Partnerships and collaboration
Collaboration and coproduction are at the heart of everything we do. From recruitment interviews to the design of new services and pathways, we take every opportunity to seek people's views in helping to shape and improve our work. This includes ongoing dialogue with people who have lived experience of mental health, learning disability and neurodiversity issues, our staff, our partners and other stakeholders.
Our Multi-Disciplinary Teams (MDTs) are a good example of this collaboration in practice. They are inclusive and diverse, and they value this diversity. We know that they have good clinical outcomes and have fewer serious safety incidents. They are also skilled at working together with equally-valued clinical professions, people with lived experience, families and social networks, non-clinical professions and system and agency partners.

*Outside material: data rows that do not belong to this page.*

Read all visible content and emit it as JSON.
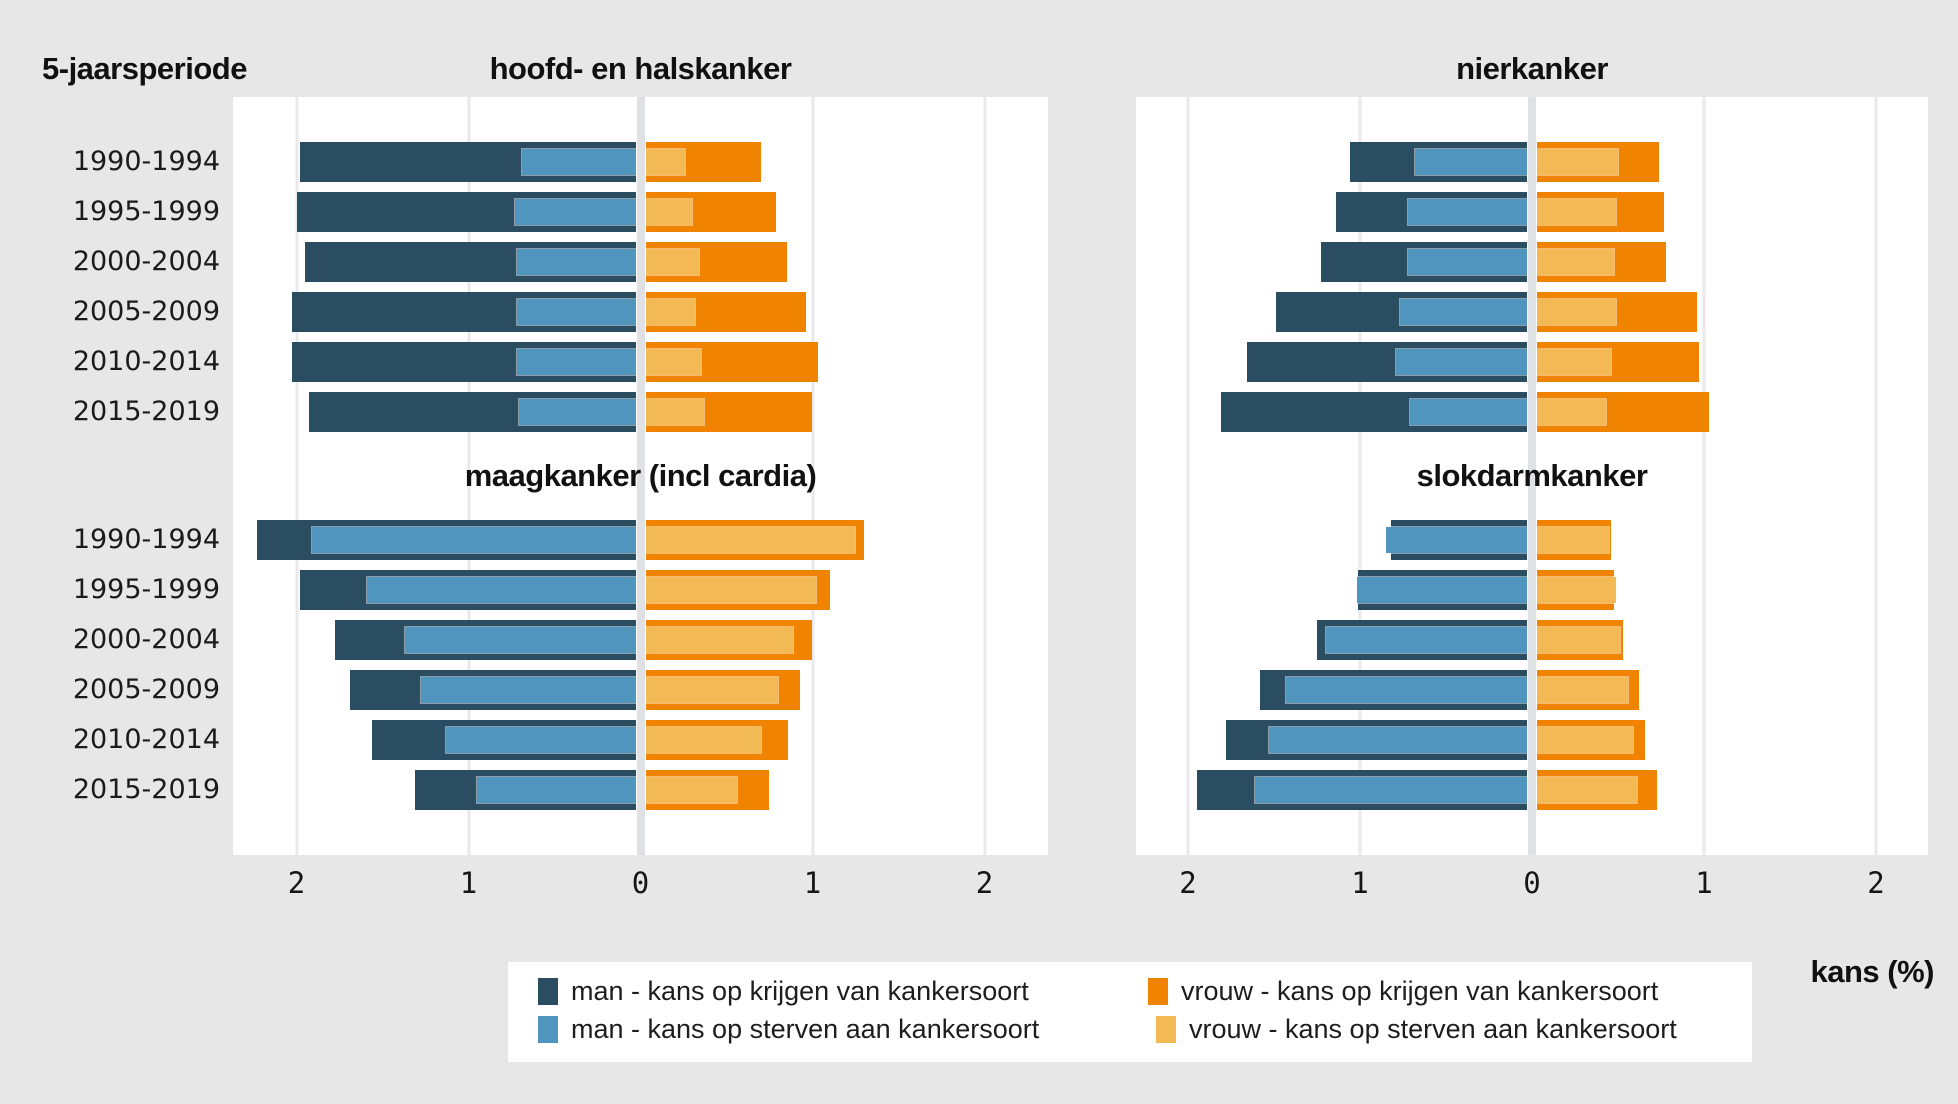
{
  "page": {
    "period_axis_label": "5-jaarsperiode",
    "x_axis_label": "kans (%)",
    "x_ticks": [
      "2",
      "1",
      "0",
      "1",
      "2"
    ]
  },
  "legend": {
    "items": [
      {
        "key": "man_krijgen",
        "label": "man - kans op krijgen van kankersoort",
        "color": "#2a4d61"
      },
      {
        "key": "man_sterven",
        "label": "man - kans op sterven aan kankersoort",
        "color": "#4f95be"
      },
      {
        "key": "vrouw_krijgen",
        "label": "vrouw - kans op krijgen van kankersoort",
        "color": "#f08300"
      },
      {
        "key": "vrouw_sterven",
        "label": "vrouw - kans op sterven aan kankersoort",
        "color": "#f3b954"
      }
    ]
  },
  "colors": {
    "page_background": "#e7e7e7",
    "panel_background": "#ffffff",
    "gridline": "#e9e9eb",
    "zero_line": "#dfe1e5"
  },
  "chart_data": {
    "type": "bar",
    "orientation": "diverging-horizontal",
    "unit_label": "kans (%)",
    "xlim": [
      -2.4,
      2.4
    ],
    "x_tick_values": [
      2,
      1,
      0,
      1,
      2
    ],
    "grid": true,
    "legend_position": "bottom",
    "categories": [
      "1990-1994",
      "1995-1999",
      "2000-2004",
      "2005-2009",
      "2010-2014",
      "2015-2019"
    ],
    "panels": [
      {
        "title": "hoofd- en halskanker",
        "position": "top-left",
        "series": {
          "man_krijgen": [
            1.95,
            1.97,
            1.92,
            2.0,
            2.0,
            1.9
          ],
          "man_sterven": [
            0.66,
            0.7,
            0.69,
            0.69,
            0.69,
            0.68
          ],
          "vrouw_krijgen": [
            0.67,
            0.76,
            0.82,
            0.93,
            1.0,
            0.97
          ],
          "vrouw_sterven": [
            0.23,
            0.27,
            0.31,
            0.29,
            0.32,
            0.34
          ]
        }
      },
      {
        "title": "nierkanker",
        "position": "top-right",
        "series": {
          "man_krijgen": [
            1.03,
            1.11,
            1.2,
            1.46,
            1.63,
            1.78
          ],
          "man_sterven": [
            0.65,
            0.69,
            0.69,
            0.74,
            0.76,
            0.68
          ],
          "vrouw_krijgen": [
            0.71,
            0.74,
            0.75,
            0.93,
            0.94,
            1.0
          ],
          "vrouw_sterven": [
            0.47,
            0.46,
            0.45,
            0.46,
            0.43,
            0.4
          ]
        }
      },
      {
        "title": "maagkanker (incl cardia)",
        "position": "bottom-left",
        "series": {
          "man_krijgen": [
            2.2,
            1.95,
            1.75,
            1.66,
            1.53,
            1.28
          ],
          "man_sterven": [
            1.88,
            1.56,
            1.34,
            1.25,
            1.1,
            0.92
          ],
          "vrouw_krijgen": [
            1.27,
            1.07,
            0.97,
            0.9,
            0.83,
            0.72
          ],
          "vrouw_sterven": [
            1.22,
            0.99,
            0.86,
            0.77,
            0.67,
            0.53
          ]
        }
      },
      {
        "title": "slokdarmkanker",
        "position": "bottom-right",
        "series": {
          "man_krijgen": [
            0.79,
            0.98,
            1.22,
            1.55,
            1.75,
            1.92
          ],
          "man_sterven": [
            0.82,
            0.99,
            1.17,
            1.4,
            1.5,
            1.58
          ],
          "vrouw_krijgen": [
            0.43,
            0.45,
            0.5,
            0.59,
            0.63,
            0.7
          ],
          "vrouw_sterven": [
            0.42,
            0.46,
            0.48,
            0.53,
            0.56,
            0.58
          ]
        }
      }
    ]
  }
}
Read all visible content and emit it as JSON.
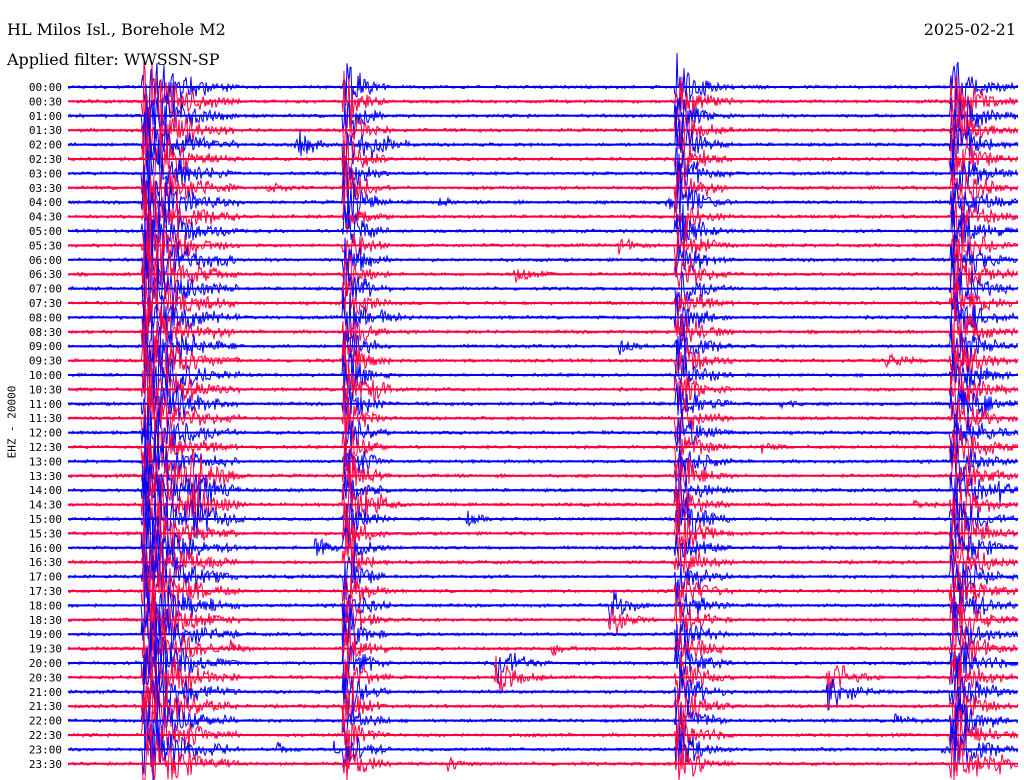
{
  "header": {
    "title": "HL Milos Isl., Borehole M2",
    "date": "2025-02-21",
    "filter": "Applied filter: WWSSN-SP"
  },
  "colors": {
    "blue": "#0000ff",
    "red": "#ff0040",
    "background": "#ffffff",
    "text": "#000000"
  },
  "chart_data": {
    "type": "line",
    "subtype": "helicorder",
    "ylabel": "EHZ - 20000",
    "time_labels": [
      "00:00",
      "00:30",
      "01:00",
      "01:30",
      "02:00",
      "02:30",
      "03:00",
      "03:30",
      "04:00",
      "04:30",
      "05:00",
      "05:30",
      "06:00",
      "06:30",
      "07:00",
      "07:30",
      "08:00",
      "08:30",
      "09:00",
      "09:30",
      "10:00",
      "10:30",
      "11:00",
      "11:30",
      "12:00",
      "12:30",
      "13:00",
      "13:30",
      "14:00",
      "14:30",
      "15:00",
      "15:30",
      "16:00",
      "16:30",
      "17:00",
      "17:30",
      "18:00",
      "18:30",
      "19:00",
      "19:30",
      "20:00",
      "20:30",
      "21:00",
      "21:30",
      "22:00",
      "22:30",
      "23:00",
      "23:30"
    ],
    "trace_colors": [
      "blue",
      "red"
    ],
    "events": [
      {
        "x": 0.08,
        "amp": 60,
        "len": 0.1,
        "rows": [
          0,
          1,
          2,
          3,
          4,
          5,
          6,
          7,
          8,
          9,
          10,
          11,
          12,
          13,
          14,
          15,
          16,
          17,
          18,
          19,
          20,
          21,
          22,
          23,
          24,
          25,
          26,
          27,
          28,
          29,
          30,
          31,
          32,
          33,
          34,
          35,
          36,
          37,
          38,
          39,
          40,
          41,
          42,
          43,
          44,
          45,
          46,
          47
        ]
      },
      {
        "x": 0.29,
        "amp": 45,
        "len": 0.05,
        "rows": [
          0,
          1,
          2,
          3,
          4,
          5,
          6,
          7,
          8,
          9,
          10,
          11,
          12,
          13,
          14,
          15,
          16,
          17,
          18,
          19,
          20,
          21,
          22,
          23,
          24,
          25,
          26,
          27,
          28,
          29,
          30,
          31,
          32,
          33,
          34,
          35,
          36,
          37,
          38,
          39,
          40,
          41,
          42,
          43,
          44,
          45,
          46,
          47
        ]
      },
      {
        "x": 0.64,
        "amp": 40,
        "len": 0.06,
        "rows": [
          0,
          1,
          2,
          3,
          4,
          5,
          6,
          7,
          8,
          9,
          10,
          11,
          12,
          13,
          14,
          15,
          16,
          17,
          18,
          19,
          20,
          21,
          22,
          23,
          24,
          25,
          26,
          27,
          28,
          29,
          30,
          31,
          32,
          33,
          34,
          35,
          36,
          37,
          38,
          39,
          40,
          41,
          42,
          43,
          44,
          45,
          46,
          47
        ]
      },
      {
        "x": 0.93,
        "amp": 45,
        "len": 0.07,
        "rows": [
          0,
          1,
          2,
          3,
          4,
          5,
          6,
          7,
          8,
          9,
          10,
          11,
          12,
          13,
          14,
          15,
          16,
          17,
          18,
          19,
          20,
          21,
          22,
          23,
          24,
          25,
          26,
          27,
          28,
          29,
          30,
          31,
          32,
          33,
          34,
          35,
          36,
          37,
          38,
          39,
          40,
          41,
          42,
          43,
          44,
          45,
          46,
          47
        ]
      },
      {
        "x": 0.24,
        "amp": 22,
        "len": 0.05,
        "rows": [
          4
        ]
      },
      {
        "x": 0.32,
        "amp": 22,
        "len": 0.05,
        "rows": [
          4
        ]
      },
      {
        "x": 0.21,
        "amp": 9,
        "len": 0.05,
        "rows": [
          7
        ]
      },
      {
        "x": 0.39,
        "amp": 9,
        "len": 0.03,
        "rows": [
          8
        ]
      },
      {
        "x": 0.63,
        "amp": 10,
        "len": 0.06,
        "rows": [
          8
        ]
      },
      {
        "x": 0.47,
        "amp": 14,
        "len": 0.05,
        "rows": [
          13
        ]
      },
      {
        "x": 0.58,
        "amp": 12,
        "len": 0.04,
        "rows": [
          11
        ]
      },
      {
        "x": 0.15,
        "amp": 8,
        "len": 0.04,
        "rows": [
          12
        ]
      },
      {
        "x": 0.33,
        "amp": 10,
        "len": 0.05,
        "rows": [
          16
        ]
      },
      {
        "x": 0.58,
        "amp": 12,
        "len": 0.04,
        "rows": [
          18
        ]
      },
      {
        "x": 0.86,
        "amp": 14,
        "len": 0.05,
        "rows": [
          19
        ]
      },
      {
        "x": 0.32,
        "amp": 12,
        "len": 0.05,
        "rows": [
          21
        ]
      },
      {
        "x": 0.13,
        "amp": 8,
        "len": 0.03,
        "rows": [
          22
        ]
      },
      {
        "x": 0.75,
        "amp": 8,
        "len": 0.03,
        "rows": [
          22
        ]
      },
      {
        "x": 0.96,
        "amp": 8,
        "len": 0.03,
        "rows": [
          22
        ]
      },
      {
        "x": 0.73,
        "amp": 7,
        "len": 0.04,
        "rows": [
          25
        ]
      },
      {
        "x": 0.13,
        "amp": 30,
        "len": 0.06,
        "rows": [
          27,
          28,
          29,
          30
        ]
      },
      {
        "x": 0.31,
        "amp": 25,
        "len": 0.05,
        "rows": [
          29
        ]
      },
      {
        "x": 0.42,
        "amp": 10,
        "len": 0.04,
        "rows": [
          30
        ]
      },
      {
        "x": 0.26,
        "amp": 14,
        "len": 0.05,
        "rows": [
          32
        ]
      },
      {
        "x": 0.66,
        "amp": 10,
        "len": 0.04,
        "rows": [
          30
        ]
      },
      {
        "x": 0.89,
        "amp": 10,
        "len": 0.04,
        "rows": [
          29
        ]
      },
      {
        "x": 0.98,
        "amp": 22,
        "len": 0.02,
        "rows": [
          28
        ]
      },
      {
        "x": 0.57,
        "amp": 26,
        "len": 0.05,
        "rows": [
          36,
          37
        ]
      },
      {
        "x": 0.45,
        "amp": 30,
        "len": 0.06,
        "rows": [
          40,
          41
        ]
      },
      {
        "x": 0.8,
        "amp": 30,
        "len": 0.06,
        "rows": [
          41,
          42
        ]
      },
      {
        "x": 0.51,
        "amp": 10,
        "len": 0.04,
        "rows": [
          39
        ]
      },
      {
        "x": 0.17,
        "amp": 8,
        "len": 0.03,
        "rows": [
          39
        ]
      },
      {
        "x": 0.29,
        "amp": 9,
        "len": 0.03,
        "rows": [
          40
        ]
      },
      {
        "x": 0.87,
        "amp": 9,
        "len": 0.04,
        "rows": [
          44
        ]
      },
      {
        "x": 0.22,
        "amp": 8,
        "len": 0.03,
        "rows": [
          46
        ]
      },
      {
        "x": 0.28,
        "amp": 8,
        "len": 0.03,
        "rows": [
          46
        ]
      },
      {
        "x": 0.92,
        "amp": 8,
        "len": 0.03,
        "rows": [
          46
        ]
      },
      {
        "x": 0.98,
        "amp": 14,
        "len": 0.02,
        "rows": [
          47
        ]
      },
      {
        "x": 0.4,
        "amp": 10,
        "len": 0.04,
        "rows": [
          47
        ]
      }
    ]
  }
}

In recent years, closer collaboration with our colleagues in the VCSE sector has been particularly important and productive and we aim to strengthen this relationship further as we move forward. Collaborating and true partnership working can only occur when key principles of openness, equality, diversity and inclusion are followed.
We adopt an outward-looking mindset in all of our work with colleagues across organisational boundaries, including our key partners such as GPs, acute hospitals, the police, ambulance service, social care providers and the VCSE sector.
We recognise, of course, that factors such as housing, employment, social networks and education are key determinants of a person's health.
We have both a role and a responsibility to share our unique expertise and advice wherever our partners and the people they support may find it useful.
We recognise, too, the importance and role of physical health alongside mental health, as we increasingly take a biopsychosocial approach to supporting people, and we value the skills and experience of our partners in helping us to develop this approach more effectively.